The annual sturgeon release is a way to boost the population of the pre-historic fish while providing an educational opportunity for students across the school district.
This year for the first time Spruce City Wildlife Association was invited to release 1,000 chinook salmon fry into the Nechako River from Vanderhoof to increase salmon stocks as well. And the sturgeon released were 2-years-old with a body of a 5-year-old so as to help with issues of predation.
There were multiple educational stations during the event from understanding predation, studying salmon and sturgeon.
Michelle Roberge, coordinator for the Nechako White Sturgeon Recovery Initiative said she loved seeing the day come together.
“Nechako White Sturgeon are an endangered population within our river and to be a good citizen of the community and the river, it is really important to understand not just about the fish itself but how the whole watershed works.”
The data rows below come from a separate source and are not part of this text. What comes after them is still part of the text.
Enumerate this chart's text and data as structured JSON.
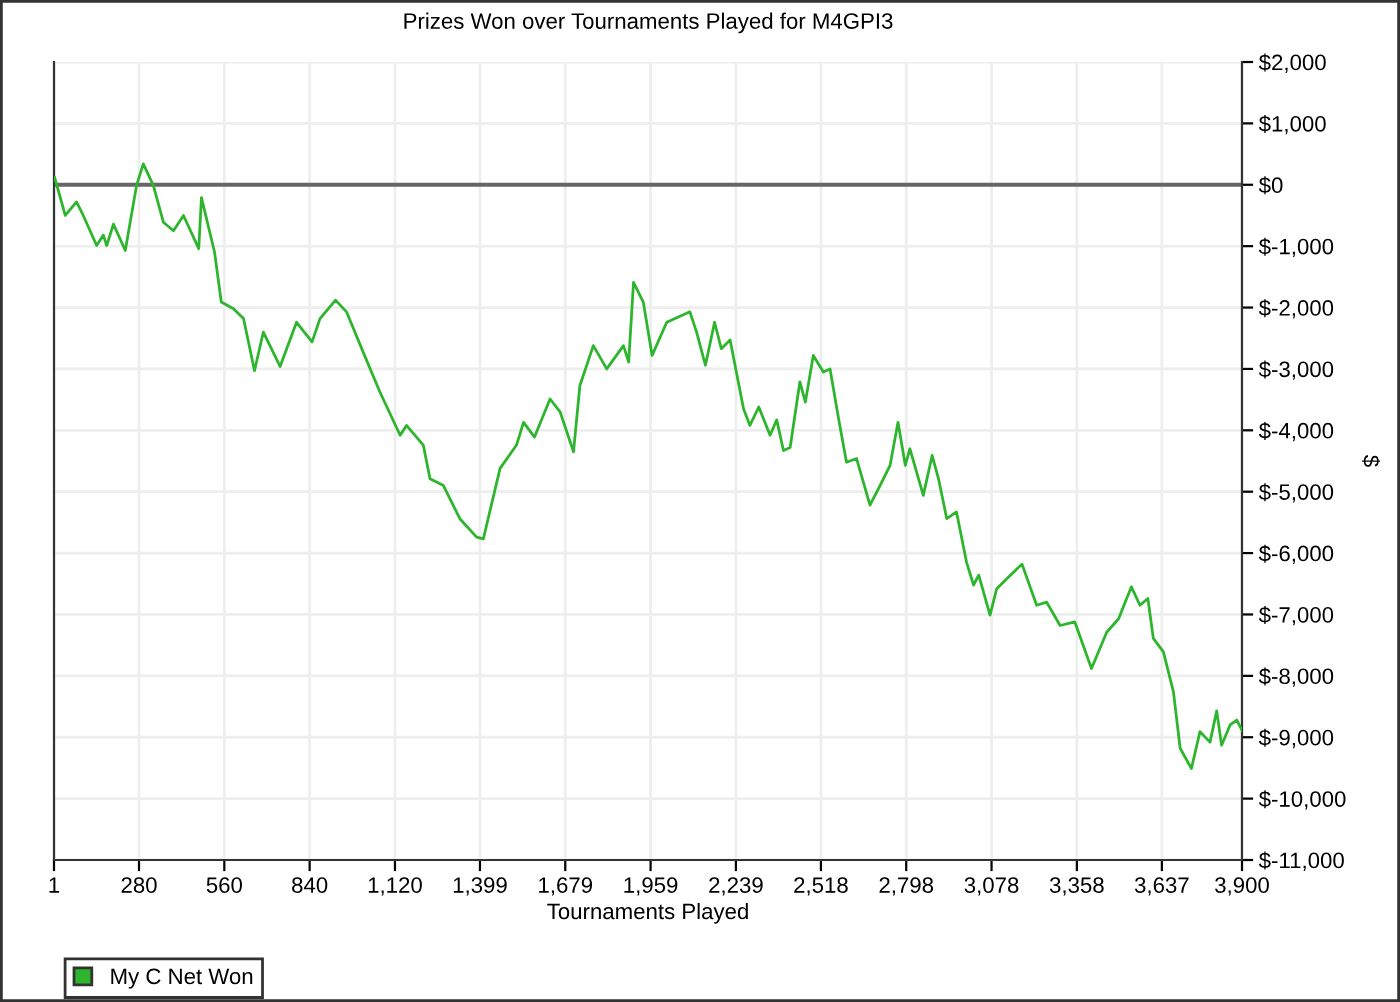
{
  "chart_data": {
    "type": "line",
    "title": "Prizes Won over Tournaments Played for M4GPI3",
    "xlabel": "Tournaments Played",
    "ylabel": "$",
    "xlim": [
      1,
      3900
    ],
    "xticks": [
      1,
      280,
      560,
      840,
      {
        "value": 1120,
        "label": "1,120"
      },
      {
        "value": 1399,
        "label": "1,399"
      },
      {
        "value": 1679,
        "label": "1,679"
      },
      {
        "value": 1959,
        "label": "1,959"
      },
      {
        "value": 2239,
        "label": "2,239"
      },
      {
        "value": 2518,
        "label": "2,518"
      },
      {
        "value": 2798,
        "label": "2,798"
      },
      {
        "value": 3078,
        "label": "3,078"
      },
      {
        "value": 3358,
        "label": "3,358"
      },
      {
        "value": 3637,
        "label": "3,637"
      },
      {
        "value": 3900,
        "label": "3,900"
      }
    ],
    "ylim": [
      -11000,
      2000
    ],
    "yticks": [
      {
        "value": 2000,
        "label": "$2,000"
      },
      {
        "value": 1000,
        "label": "$1,000"
      },
      {
        "value": 0,
        "label": "$0"
      },
      {
        "value": -1000,
        "label": "$-1,000"
      },
      {
        "value": -2000,
        "label": "$-2,000"
      },
      {
        "value": -3000,
        "label": "$-3,000"
      },
      {
        "value": -4000,
        "label": "$-4,000"
      },
      {
        "value": -5000,
        "label": "$-5,000"
      },
      {
        "value": -6000,
        "label": "$-6,000"
      },
      {
        "value": -7000,
        "label": "$-7,000"
      },
      {
        "value": -8000,
        "label": "$-8,000"
      },
      {
        "value": -9000,
        "label": "$-9,000"
      },
      {
        "value": -10000,
        "label": "$-10,000"
      },
      {
        "value": -11000,
        "label": "$-11,000"
      }
    ],
    "grid": true,
    "legend": "bottom left",
    "marker": "none",
    "line_style": "solid",
    "ref_lines": [
      {
        "axis": "y",
        "value": 0,
        "color": "#666666"
      }
    ],
    "series": [
      {
        "name": "My C Net Won",
        "color": "#2db52d",
        "x": [
          3,
          38,
          75,
          97,
          141,
          163,
          174,
          196,
          235,
          272,
          294,
          327,
          360,
          393,
          426,
          476,
          485,
          528,
          550,
          590,
          623,
          659,
          688,
          743,
          797,
          848,
          874,
          925,
          961,
          1016,
          1071,
          1137,
          1158,
          1213,
          1235,
          1279,
          1333,
          1388,
          1410,
          1465,
          1519,
          1542,
          1578,
          1629,
          1662,
          1706,
          1727,
          1771,
          1815,
          1870,
          1887,
          1903,
          1935,
          1964,
          2012,
          2088,
          2110,
          2139,
          2169,
          2191,
          2220,
          2264,
          2285,
          2314,
          2351,
          2373,
          2395,
          2417,
          2449,
          2467,
          2493,
          2526,
          2548,
          2576,
          2602,
          2635,
          2679,
          2712,
          2745,
          2771,
          2795,
          2810,
          2854,
          2883,
          2904,
          2931,
          2963,
          2996,
          3019,
          3036,
          3073,
          3095,
          3128,
          3178,
          3226,
          3259,
          3303,
          3351,
          3406,
          3456,
          3495,
          3537,
          3565,
          3591,
          3609,
          3642,
          3675,
          3697,
          3734,
          3762,
          3795,
          3817,
          3833,
          3861,
          3883,
          3900
        ],
        "values": [
          120,
          -500,
          -280,
          -500,
          -990,
          -820,
          -990,
          -640,
          -1070,
          -10,
          340,
          -10,
          -610,
          -750,
          -500,
          -1040,
          -210,
          -1100,
          -1910,
          -2020,
          -2180,
          -3030,
          -2400,
          -2960,
          -2240,
          -2560,
          -2180,
          -1880,
          -2070,
          -2730,
          -3380,
          -4080,
          -3920,
          -4240,
          -4790,
          -4900,
          -5440,
          -5740,
          -5770,
          -4620,
          -4240,
          -3870,
          -4110,
          -3490,
          -3700,
          -4350,
          -3270,
          -2620,
          -3000,
          -2620,
          -2890,
          -1590,
          -1910,
          -2780,
          -2240,
          -2070,
          -2400,
          -2940,
          -2240,
          -2670,
          -2530,
          -3650,
          -3920,
          -3620,
          -4080,
          -3830,
          -4330,
          -4280,
          -3210,
          -3540,
          -2780,
          -3050,
          -3000,
          -3810,
          -4520,
          -4460,
          -5220,
          -4900,
          -4570,
          -3870,
          -4570,
          -4300,
          -5060,
          -4410,
          -4790,
          -5440,
          -5330,
          -6150,
          -6520,
          -6360,
          -7010,
          -6580,
          -6420,
          -6180,
          -6850,
          -6800,
          -7180,
          -7120,
          -7880,
          -7290,
          -7070,
          -6550,
          -6850,
          -6740,
          -7390,
          -7610,
          -8260,
          -9180,
          -9510,
          -8910,
          -9080,
          -8570,
          -9130,
          -8800,
          -8720,
          -8890
        ]
      }
    ]
  }
}
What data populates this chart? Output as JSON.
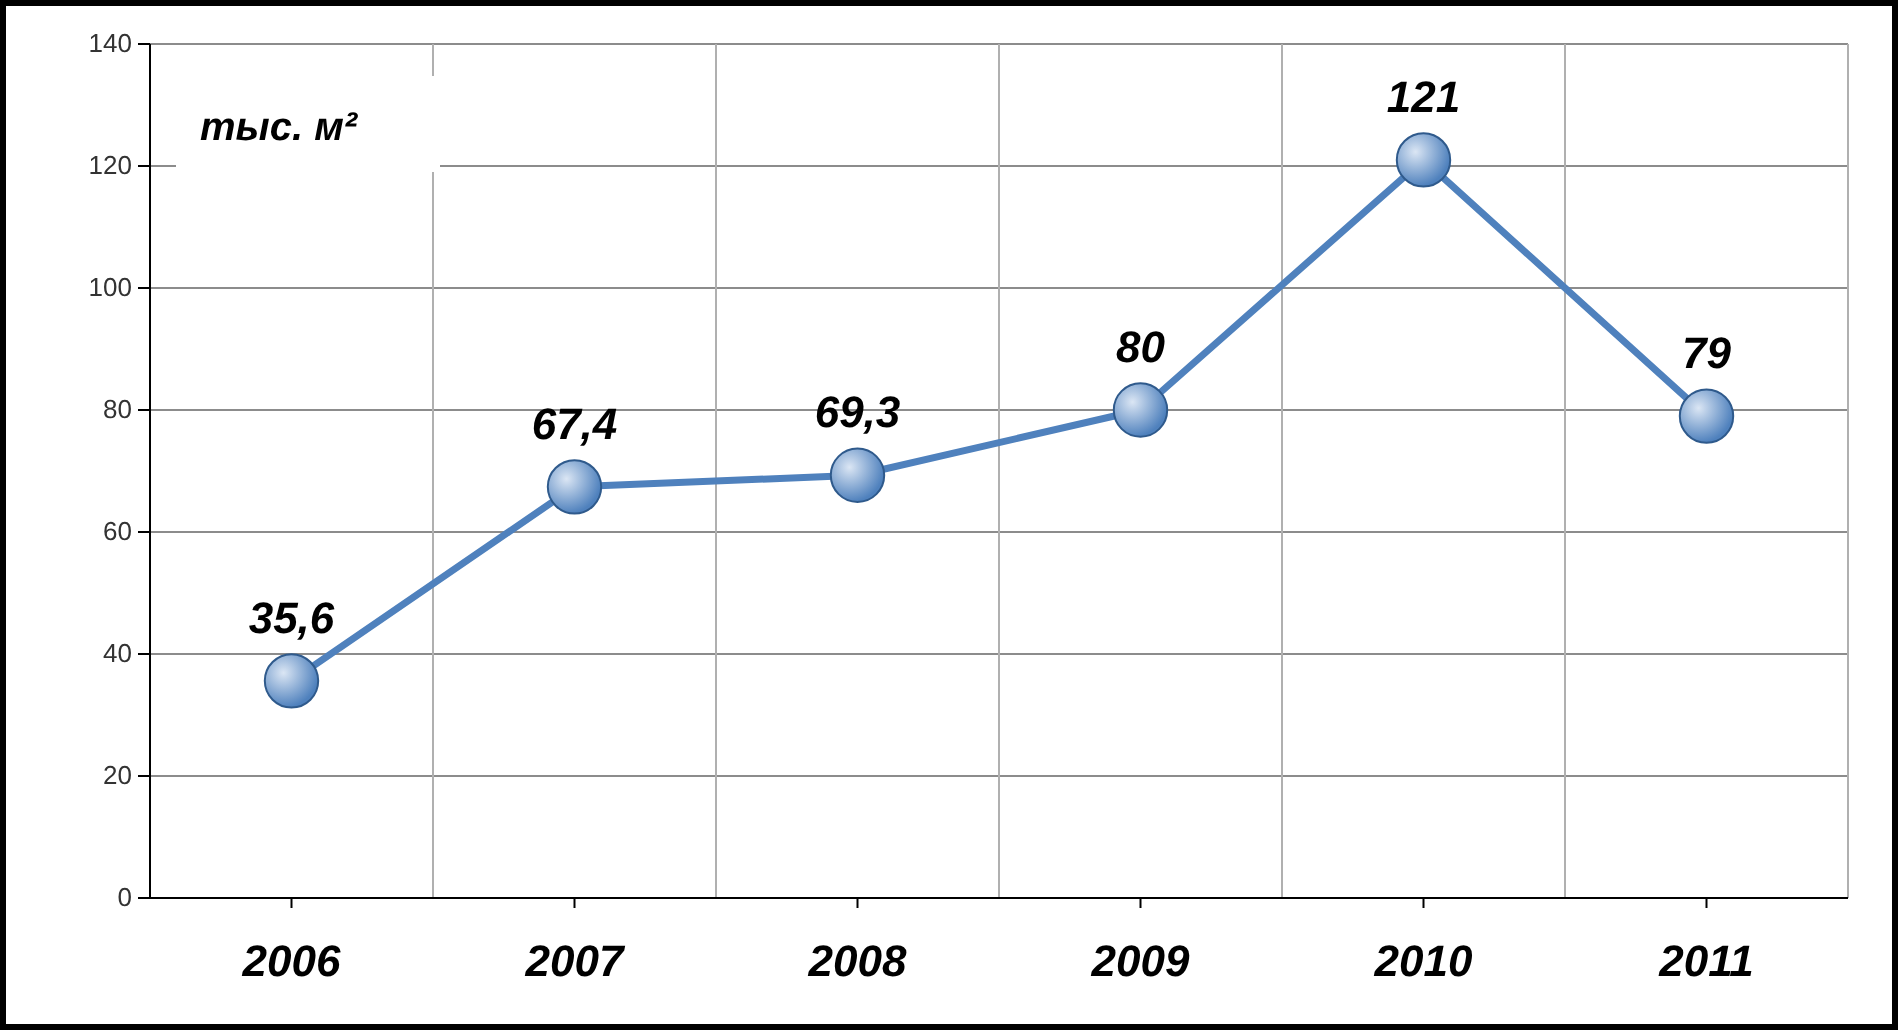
{
  "chart_data": {
    "type": "line",
    "ylabel": "тыс. м²",
    "categories": [
      "2006",
      "2007",
      "2008",
      "2009",
      "2010",
      "2011"
    ],
    "series": [
      {
        "color": "#4f81bd",
        "values": [
          35.6,
          67.4,
          69.3,
          80,
          121,
          79
        ],
        "value_labels": [
          "35,6",
          "67,4",
          "69,3",
          "80",
          "121",
          "79"
        ]
      }
    ],
    "ylim": [
      0,
      140
    ],
    "yticks": [
      0,
      20,
      40,
      60,
      80,
      100,
      120,
      140
    ],
    "grid": true,
    "marker": "circle"
  }
}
Roberge talked about how unique the Nechako River system is as it’s a controlled river, with endangered species in it. “It’s just a really unique and good opportunity for appreciating that. It’s great to have kids learning about it.”
There were wildfire firefighters volunteering during the day and one of them had participated in the release when he was younger.
“Hopefully this [event] leads to more engaged citizens who appreciate where we are, the uniqueness and then take care of it,” Roberge added.
Wayne Salewski, chair of the Nechako White Sturgeon Recovery Initiative working group said this event is a big opportunity for kids. He said he has heard many students talk about wanting to be fisheries biologists and environmental scientists.
“Our economy will grow with this green effect. We know that.”